1939–40 Coppa Italia

Tournament details
- Country: Italy
- Dates: 3 Sept 1939 – 15 June 1940
- Teams: 158

Final positions
- Champions: Fiorentina (1st title)
- Runners-up: Genova 1893

Tournament statistics
- Matches played: 170
- Goals scored: 608 (3.58 per match)
- Top goal scorer(s): Italo Salvadori (7 goals)

= 1939–40 Coppa Italia =

The 1939–40 Coppa Italia was the seventh Coppa Italia, the major Italian domestic cup. The competition was won by Fiorentina.
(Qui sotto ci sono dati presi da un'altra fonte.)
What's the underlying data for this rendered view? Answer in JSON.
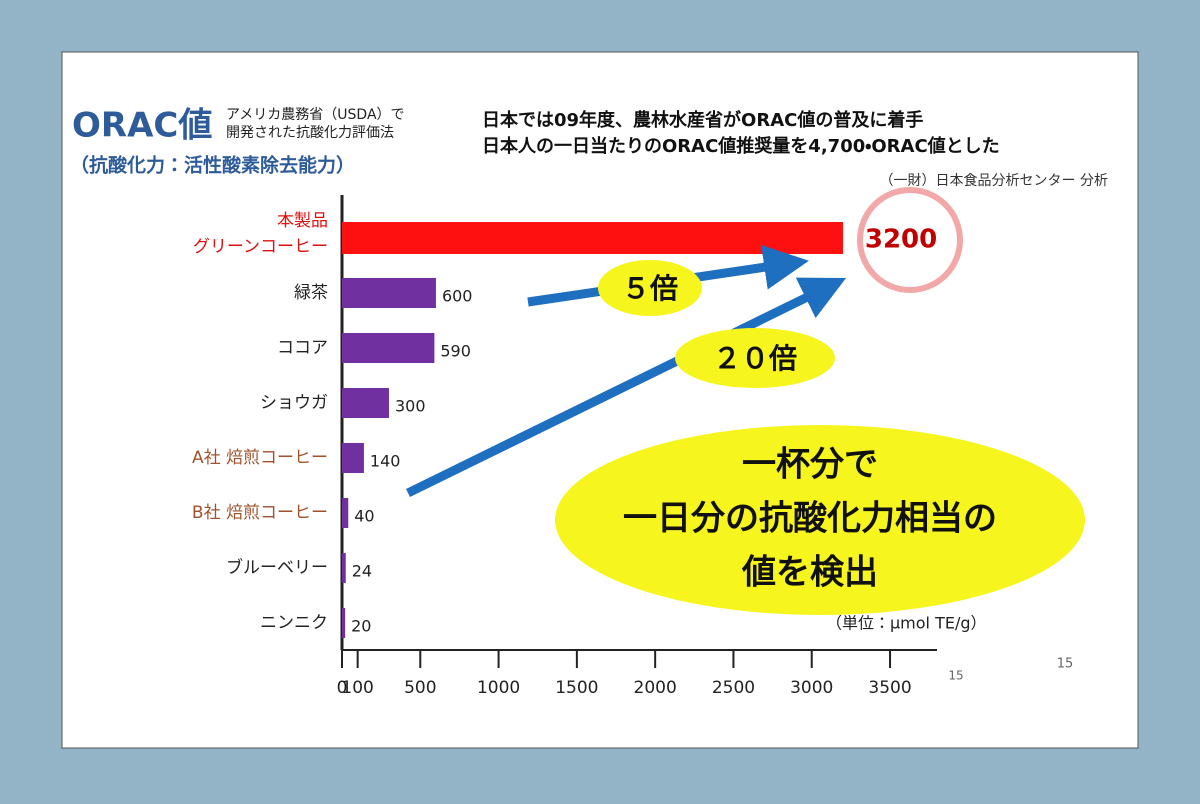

== Serie C elimination round ==

| Home team | Score | Away team |
|---|---|---|
| Ponziana | 5-0 | Grion Pola |
| Sandonatese | 4-1 | Pordenone |
| Fiumana | 6-0 | Ampelea Isola |
| Pro Gorizia | 3-4 (aet) | Monfalcone |
| Giovinezza | 0-2 | Treviso |
| Vicenza | 4-0 | Mestre |
| Schio | 4-4 (aet) | Marzotto Valdagno |
| Trento | 1-1 (aet) | Audace |
| Como | 3-2 | Seregno |
| Mantova | 2-1 | Rovigo |
| Reggiana | 2-0 | Redaelli |
| Casalini | 2-1 | Pirelli |
| Piacenza | 0-2 | Cremonese |
| Ardens Bergamo | 1-5 | Alfa Romeo |
| Parma | 5-1 | Pavese |
| Monza | 2-1 | Pro Ponte |
| Varese | 3-0 | Lecco |
| Crema | 4-1 | Falck |
| Cantù | 2-1 | Codogno |
| Pro Patria | 2-3 | Legnano |
| Asti | 1-1 (aet) | Casale |
| Gallaratese | 1-4 | Cusiana |
| Biellese | 5-0 | Juventus Domo |
| Caratese | 2-1 | Gerli Cusano Milanino |
| Saviglianese | 5-3 | Pinerolo |
| Ilva Savona | 3-1 | Cuneo |
| Acqui | 2-0 | Vado |
| Manlio Cavagnaro | 6-0 | Tigullia |
| Albenga | 1-2 | Andrea Doria |
| Pontedera | 2-1 | Spezia |
| Entella | 4-2 | Littorio Rivarolo |
| Carrarese | 2-1 | Empoli |
| Prato | 4-1 | Signe |
| Grosseto | 1-2 | Cecina |
| Arezzo | 1-3 | San Giovanni Valdarno |
| Montevarchi Calcio Aquila | 5-0 | Tiferno |
| Ravenna | 6-1 | Baracca Lugo |
| Forlì | 0-3 | Carpi |
| Borzacchini | 2-0 | Jesi |
| Libertas Rimini | 3-0 | Vis Pesaro |
| Ferrara | 6-0 | Forlimpopoli |
| Dinasimaz Popoli | 3-1 | Interamnia Teramo |
| Aeronautica Umbra | 3-1 | Gubbio |
| Alma Juventus Fano | 3-0 | Ascoli |
| Sambenedettese | 0-3 | Macerata |
| Aquila | 0-1 | Supertessile Rieti |
| Pescara | 4-0 | Giulianova |
| Civitavecchia | 2-1 | Ilva Bagnolese |
| Orbetello | 2-7 | MATER |
| Savoia | 5-0 | Alba Motor |
| Baratta Battipaglia | 1-0 | Potenza |
| Stabia | 2-1 | Sora |
| Taranto | 1-4 | Salernitana |
| Molfetta | 0-2 | Bisceglie |
| Lecce | 1-1 (aet) | Taranto |
| Brindisi | 5-1 | Foggia |
| Messina | 4-1 | Cosenza |
| Siracusa | 1-1 (aet) | Agrigento |

Replay matches

| Home team | Score | Away team |
|---|---|---|
| Marzotto Valdagno | 4-3 | Schio |
| Audace | 2-0 | Trento |
| Casale | 2-0 | Asti |
| Taranto | 2-1 | Lecce |
| Agrigento | 0-0 (aet) * | Siracusa |

- Siracusa qualify after drawing of lots.

== First round ==
6 clubs were added (Valpolcevera, Pistoiese, Juventus Siderno, Manfredonia, Cagliari, and GIL Terranova).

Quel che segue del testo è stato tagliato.